In Spitalfields, I tipped my modest haul of blackberries into an old bowl. Gleaming berries that come for free and incarnate all the poetry of late Summer in England. I was satisfied that the annual ritual had been observed. It was the joyful culmination of Summer. My passion for blackberry picking is sated for another year and there will be blackberry crumble tonight. Within weeks, the flies will get to the bushes and blackberries can no longer be picked. Each year presents this momentary opportunity, once they become ripe and before they are ruined – weather permitting. You are given one chance to pick blackberries before Summer is over. It is a chance which, for someone like myself, ever eager to seize the ephemeral pleasures of existence, cannot be missed.

The House Mill at Three Mills Island, a tidal mill built on the River Lee in 1776.

11 Responses leave one →
  1. Rhianwen Guthrie permalink
    August 25, 2010

    Ah… Beautiful…

  2. Joan permalink
    August 25, 2010

    Been really disappointed that this year the berries are so small. Kept coming across stunted ones while youth hostelling in Suffolk last week. Guess its the general lack of rain at the right time. Have had to resort to buying supermarket berries!

  3. August 25, 2010

    All I can say is wish I could have joined you — for the quiet tow path, the moorhens, the old church, the berry picking, but most of all for that blackberry crumble to come!

  4. August 25, 2010

    Love the cat and that you can still find wild blackberries in the East End

  5. August 25, 2010

    I recently made blackberry jam with last year’s harvest from the freezer (Had to make room for this year’s pickings) and for the last two nights we have feasted upon blackberry & apple crumble, last night with ice cream and tonight with custard. We both love your postings, they have become part of our daily ritual.

  6. August 26, 2010

    Your blackberry post and the earlier comments really make me wish that there might some hidden corner of New York that I knew about … where I could head out to tomorrow morning, empty container in my hopeful hands.
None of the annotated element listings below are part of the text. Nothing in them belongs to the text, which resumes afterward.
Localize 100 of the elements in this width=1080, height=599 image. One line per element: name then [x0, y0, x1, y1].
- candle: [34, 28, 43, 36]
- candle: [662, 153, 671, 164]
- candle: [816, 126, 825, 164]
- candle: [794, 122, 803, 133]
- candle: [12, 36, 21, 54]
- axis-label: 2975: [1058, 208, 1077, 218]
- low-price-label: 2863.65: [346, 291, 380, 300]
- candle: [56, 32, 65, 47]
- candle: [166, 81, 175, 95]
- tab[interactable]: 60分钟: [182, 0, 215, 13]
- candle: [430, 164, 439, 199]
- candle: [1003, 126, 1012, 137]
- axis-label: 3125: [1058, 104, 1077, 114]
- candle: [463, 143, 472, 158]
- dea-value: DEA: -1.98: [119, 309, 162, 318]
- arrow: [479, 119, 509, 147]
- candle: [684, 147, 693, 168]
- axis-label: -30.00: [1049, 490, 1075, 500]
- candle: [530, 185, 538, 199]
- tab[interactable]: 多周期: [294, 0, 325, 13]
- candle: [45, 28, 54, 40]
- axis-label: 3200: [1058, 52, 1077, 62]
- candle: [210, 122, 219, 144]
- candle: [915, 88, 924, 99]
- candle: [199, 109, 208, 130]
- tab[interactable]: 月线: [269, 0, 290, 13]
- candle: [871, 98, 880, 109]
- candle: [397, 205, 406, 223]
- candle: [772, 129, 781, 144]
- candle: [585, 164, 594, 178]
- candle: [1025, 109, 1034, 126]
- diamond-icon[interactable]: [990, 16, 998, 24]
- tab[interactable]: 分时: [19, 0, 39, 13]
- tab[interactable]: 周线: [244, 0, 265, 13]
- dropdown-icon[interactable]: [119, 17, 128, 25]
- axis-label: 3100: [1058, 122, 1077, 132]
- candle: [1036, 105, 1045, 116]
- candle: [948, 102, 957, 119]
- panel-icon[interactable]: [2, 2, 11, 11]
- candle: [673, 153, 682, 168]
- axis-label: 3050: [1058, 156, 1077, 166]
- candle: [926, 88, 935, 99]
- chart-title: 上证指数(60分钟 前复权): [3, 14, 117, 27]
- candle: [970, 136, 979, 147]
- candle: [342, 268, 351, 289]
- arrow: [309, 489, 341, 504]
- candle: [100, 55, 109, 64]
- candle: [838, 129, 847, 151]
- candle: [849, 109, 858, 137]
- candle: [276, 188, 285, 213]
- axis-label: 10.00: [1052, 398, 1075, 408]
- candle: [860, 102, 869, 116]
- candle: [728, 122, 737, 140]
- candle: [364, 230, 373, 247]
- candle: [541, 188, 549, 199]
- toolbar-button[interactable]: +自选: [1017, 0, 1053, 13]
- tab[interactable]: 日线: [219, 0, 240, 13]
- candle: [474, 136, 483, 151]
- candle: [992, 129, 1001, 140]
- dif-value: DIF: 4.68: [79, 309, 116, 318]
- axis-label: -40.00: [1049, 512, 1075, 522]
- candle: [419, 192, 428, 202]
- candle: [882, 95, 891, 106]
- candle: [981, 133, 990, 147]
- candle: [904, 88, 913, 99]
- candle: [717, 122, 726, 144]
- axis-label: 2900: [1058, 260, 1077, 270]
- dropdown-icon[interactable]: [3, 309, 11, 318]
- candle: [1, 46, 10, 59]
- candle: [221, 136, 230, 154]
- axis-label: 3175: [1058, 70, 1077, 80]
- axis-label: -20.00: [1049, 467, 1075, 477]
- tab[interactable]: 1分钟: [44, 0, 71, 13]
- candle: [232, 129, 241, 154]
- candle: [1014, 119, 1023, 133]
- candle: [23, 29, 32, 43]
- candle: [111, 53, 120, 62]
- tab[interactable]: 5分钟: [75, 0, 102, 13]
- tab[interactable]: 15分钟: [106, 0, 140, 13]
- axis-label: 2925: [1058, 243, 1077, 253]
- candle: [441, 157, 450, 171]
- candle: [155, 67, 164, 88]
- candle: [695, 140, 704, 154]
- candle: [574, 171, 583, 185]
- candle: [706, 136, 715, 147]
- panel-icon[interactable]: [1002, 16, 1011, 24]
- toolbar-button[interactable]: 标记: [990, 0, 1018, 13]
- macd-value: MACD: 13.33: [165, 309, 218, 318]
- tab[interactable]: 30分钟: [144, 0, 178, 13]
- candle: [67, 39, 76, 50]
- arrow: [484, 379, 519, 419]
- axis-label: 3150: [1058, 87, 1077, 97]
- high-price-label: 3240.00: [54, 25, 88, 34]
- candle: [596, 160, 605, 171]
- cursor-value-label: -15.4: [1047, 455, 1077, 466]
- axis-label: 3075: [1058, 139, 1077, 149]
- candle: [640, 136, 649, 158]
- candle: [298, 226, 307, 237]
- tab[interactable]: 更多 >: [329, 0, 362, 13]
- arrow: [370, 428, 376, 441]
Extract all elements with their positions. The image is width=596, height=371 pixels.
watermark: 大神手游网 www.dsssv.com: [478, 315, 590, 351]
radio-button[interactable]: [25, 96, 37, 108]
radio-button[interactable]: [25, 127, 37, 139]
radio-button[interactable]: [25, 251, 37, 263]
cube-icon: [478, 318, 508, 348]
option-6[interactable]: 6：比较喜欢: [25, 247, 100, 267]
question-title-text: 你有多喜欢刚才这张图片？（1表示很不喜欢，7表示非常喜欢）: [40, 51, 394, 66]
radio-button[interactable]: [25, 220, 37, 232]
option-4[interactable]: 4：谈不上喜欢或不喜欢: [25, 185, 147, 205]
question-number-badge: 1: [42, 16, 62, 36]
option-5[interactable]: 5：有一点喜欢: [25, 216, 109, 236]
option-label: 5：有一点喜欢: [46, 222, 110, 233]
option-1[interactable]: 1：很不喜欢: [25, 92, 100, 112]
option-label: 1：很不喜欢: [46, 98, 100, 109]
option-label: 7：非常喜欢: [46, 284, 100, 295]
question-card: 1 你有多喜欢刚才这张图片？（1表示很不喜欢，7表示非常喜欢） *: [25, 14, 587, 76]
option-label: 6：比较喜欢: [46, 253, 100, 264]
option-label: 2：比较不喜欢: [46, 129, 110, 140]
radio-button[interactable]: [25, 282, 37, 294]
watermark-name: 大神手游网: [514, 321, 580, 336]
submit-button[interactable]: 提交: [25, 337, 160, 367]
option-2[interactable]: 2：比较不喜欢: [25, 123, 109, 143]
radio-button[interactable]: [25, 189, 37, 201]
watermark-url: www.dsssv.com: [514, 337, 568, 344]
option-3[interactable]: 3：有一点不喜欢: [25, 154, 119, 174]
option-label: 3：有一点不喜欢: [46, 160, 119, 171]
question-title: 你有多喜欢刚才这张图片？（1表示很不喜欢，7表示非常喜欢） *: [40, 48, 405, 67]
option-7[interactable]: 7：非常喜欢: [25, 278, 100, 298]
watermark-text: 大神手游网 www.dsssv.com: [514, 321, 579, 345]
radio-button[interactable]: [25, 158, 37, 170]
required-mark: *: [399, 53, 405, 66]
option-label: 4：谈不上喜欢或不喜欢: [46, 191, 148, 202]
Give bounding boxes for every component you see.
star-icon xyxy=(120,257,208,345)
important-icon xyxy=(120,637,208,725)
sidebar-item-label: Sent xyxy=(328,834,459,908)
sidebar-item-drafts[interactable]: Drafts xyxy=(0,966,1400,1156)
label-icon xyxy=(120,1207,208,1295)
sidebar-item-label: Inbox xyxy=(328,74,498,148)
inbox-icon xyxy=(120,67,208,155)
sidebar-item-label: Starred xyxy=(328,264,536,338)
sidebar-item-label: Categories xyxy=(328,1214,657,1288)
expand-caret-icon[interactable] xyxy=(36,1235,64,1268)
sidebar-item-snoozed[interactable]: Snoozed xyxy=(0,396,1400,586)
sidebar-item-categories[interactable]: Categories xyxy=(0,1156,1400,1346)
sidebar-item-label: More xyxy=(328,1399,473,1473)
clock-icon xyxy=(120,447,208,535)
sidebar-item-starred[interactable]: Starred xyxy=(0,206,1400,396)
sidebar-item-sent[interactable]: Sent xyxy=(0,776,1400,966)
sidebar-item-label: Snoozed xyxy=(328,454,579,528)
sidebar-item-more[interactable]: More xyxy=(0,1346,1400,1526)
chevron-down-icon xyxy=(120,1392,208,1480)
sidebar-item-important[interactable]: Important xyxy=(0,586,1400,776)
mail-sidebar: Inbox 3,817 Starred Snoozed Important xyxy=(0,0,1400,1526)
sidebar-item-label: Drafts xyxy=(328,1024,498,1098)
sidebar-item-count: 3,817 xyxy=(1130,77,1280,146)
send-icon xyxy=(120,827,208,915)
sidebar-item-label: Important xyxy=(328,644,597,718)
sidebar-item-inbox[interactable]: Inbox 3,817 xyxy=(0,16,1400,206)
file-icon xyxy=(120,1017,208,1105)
    Your photographs are so beautiful!

  7. the gentle author permalink
    August 26, 2010

    When I lived in New York, I once found blackberries growing in the wasteland on Rikers Island surrounding the gaol. Even though it is close to Manhattan it is surprisingly rural, although also rather sinister. Undoubtedly, a hidden corner!

  8. Rowena permalink
    September 3, 2010

    Sweetly inspiring post. I am going to go off and find some blackberries now by the towpath near where I live. But first I am going to make some sloe gin with the sloes I picked on the Isle of Wight the other day; would be good to find sloes in London. London sloes in London gin. Perhaps that could be a subject for another posting?

  9. betsy permalink
    October 27, 2010

    the fattest juiciest blackberries i found this year were near muswell hill in a churchyard.. and there were tons of them….made jam and froze many, for my son, daughter-in-law and grandaughter….in order of picking height.

  10. nitasha permalink
    November 8, 2010

    hello – i really like your site…

    thought you might like my post on blackberries and a good recipe for crumble.

  11. September 13, 2013

    This is a very inspiring blog post for a novice forager.

    Living right by the Eco park along the Regent’s Canal between Mile End and Bow, I’d love to forage for sloes – any idea where these might be found locally? – I’m very novice you see… and newly moved to the area. Thanks so much!